Como podía esperarse del ingenio de Twain, la primera pregunta que se hace Adán es qué quiere decir esa otra criatura de pelo largo que lo sigue a todos sitios cuando pronuncia la palabra «nosotros». Ese juego con el lenguaje, esa forma de resolver el enigma del mundo a través de las palabras, será una constante en la obra. A Adán le preocupa poco cómo se llaman las cosas; están ahí y nada más. Sin embargo, Eva se dedica a ponerle nombre a todo lo que se le acerca antes de protestar, y un día descubre que el tigre se llama tigre, el buitre se llama buitre, y que esa criatura extraña que no para de llorar se llama Caín, y que produce sentimientos muy profundos a Eva, aunque Adán piense que no tiene sentido la conducta de su compañera ya que Caín es claramente un pez, aunque cuando empieza a crecer un poco, piensa que más bien debe ser un canguro…
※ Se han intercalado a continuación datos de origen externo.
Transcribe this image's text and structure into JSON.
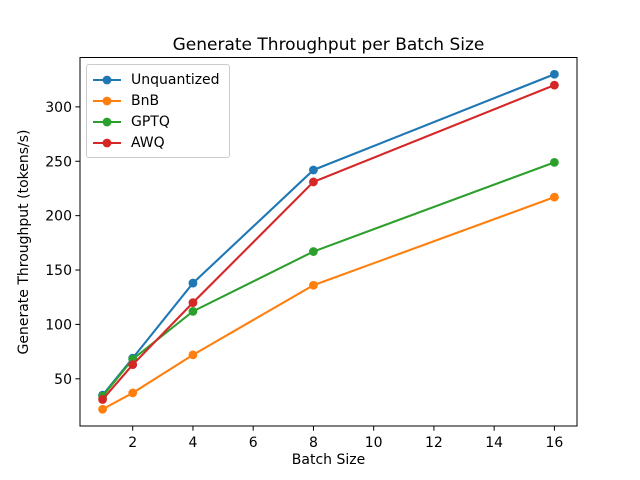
{
  "chart_data": {
    "type": "line",
    "title": "Generate Throughput per Batch Size",
    "xlabel": "Batch Size",
    "ylabel": "Generate Throughput (tokens/s)",
    "x": [
      1,
      2,
      4,
      8,
      16
    ],
    "series": [
      {
        "name": "Unquantized",
        "color": "#1f77b4",
        "values": [
          35,
          69,
          138,
          242,
          330
        ]
      },
      {
        "name": "BnB",
        "color": "#ff7f0e",
        "values": [
          22,
          37,
          72,
          136,
          217
        ]
      },
      {
        "name": "GPTQ",
        "color": "#2ca02c",
        "values": [
          34,
          68,
          112,
          167,
          249
        ]
      },
      {
        "name": "AWQ",
        "color": "#d62728",
        "values": [
          31,
          63,
          120,
          231,
          320
        ]
      }
    ],
    "xticks": [
      2,
      4,
      6,
      8,
      10,
      12,
      14,
      16
    ],
    "yticks": [
      50,
      100,
      150,
      200,
      250,
      300
    ],
    "xlim": [
      0.25,
      16.75
    ],
    "ylim": [
      6.6,
      345.4
    ],
    "grid": false,
    "marker": "circle",
    "legend_position": "upper left",
    "axis_color": "#000000",
    "legend_border_color": "#cccccc",
    "background_color": "#ffffff"
  }
}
El ingenio de Twain se refuerza con el contraste que supone para el lector la ignorancia supina de Adán frente al conocimiento que nosotros tenemos de las cosas que él ve y descubre. Nosotros sabemos que Adán no cesa de sacar conclusiones erróneas y disparatadas, pero también comprendemos que cualquiera en su lugar haría lo mismo.
Lo mismo sucede con Eva, protagonista de los dos siguientes textos, Diario de Eva y Autobiografía de Eva. Estos dos textos, escritos casi diez años después del primer texto antes referido, ya muestran un Twain mucho más tierno aunque no menos divertido, tal vez a causa de que la mente de Eva, o lo que él piensa que sería la mente de la primera mujer sobre la tierra, era más madura y más profunda que la de su compañero.
Dentro de la disparatada historia que se cuenta, que arrancará sin duda carcajadas al lector, también hay un lirismo inesperado, un sentimiento de ternura propio de una mujer que comprende el mundo desde el amor, el cariño y el cuidado de cuanto la rodea. Concretamente, el episodio en el que Eva, que lleva días enteros persiguiendo a un ser que sabe de su especie, se comunica con Adán para hacerle entender que quiere ser su compañera, es de una belleza conmovedora. No exagero si digo que esta escena es una de las más hermosas, breves y sensibles historias de amor que recuerdo, contada con una sencillez prodigiosa.
Como también es conmovedora la admiración que muestra Eva hacia Adán cuando éste comienza a descubrir que en el mundo se suceden una serie de sucesos de los que se puede extraer una norma general, por ejemplo, por qué el agua de una catarata (que por cierto son las Cataratas del Niágara) siempre va hacia abajo y no hacia arriba, lo que se llamará la Ley de Adán de la Precipitación de los Líquidos; o esa otra explicación de cómo entra la leche dentro de una vaca, que obviamente es porque es condensada desde la atmósfera a través del pelo del animal.
Mención aparte merece el juicio que hace el escritor cuando ante la pareja aparece la palabra «muerte» o la expresión «el bien y el mal». ¿Cómo podían comprender nuestros primeros padres conceptos que no podían ser observados en la naturaleza o explicados por los sentidos? En su confusión, que en principio resulta divertida por las descabelladas explicaciones que a duras penas se hace la pareja, va filtrándose una amarga reflexión sobre los oscuros designios que Dios impone y exige a sus criaturas.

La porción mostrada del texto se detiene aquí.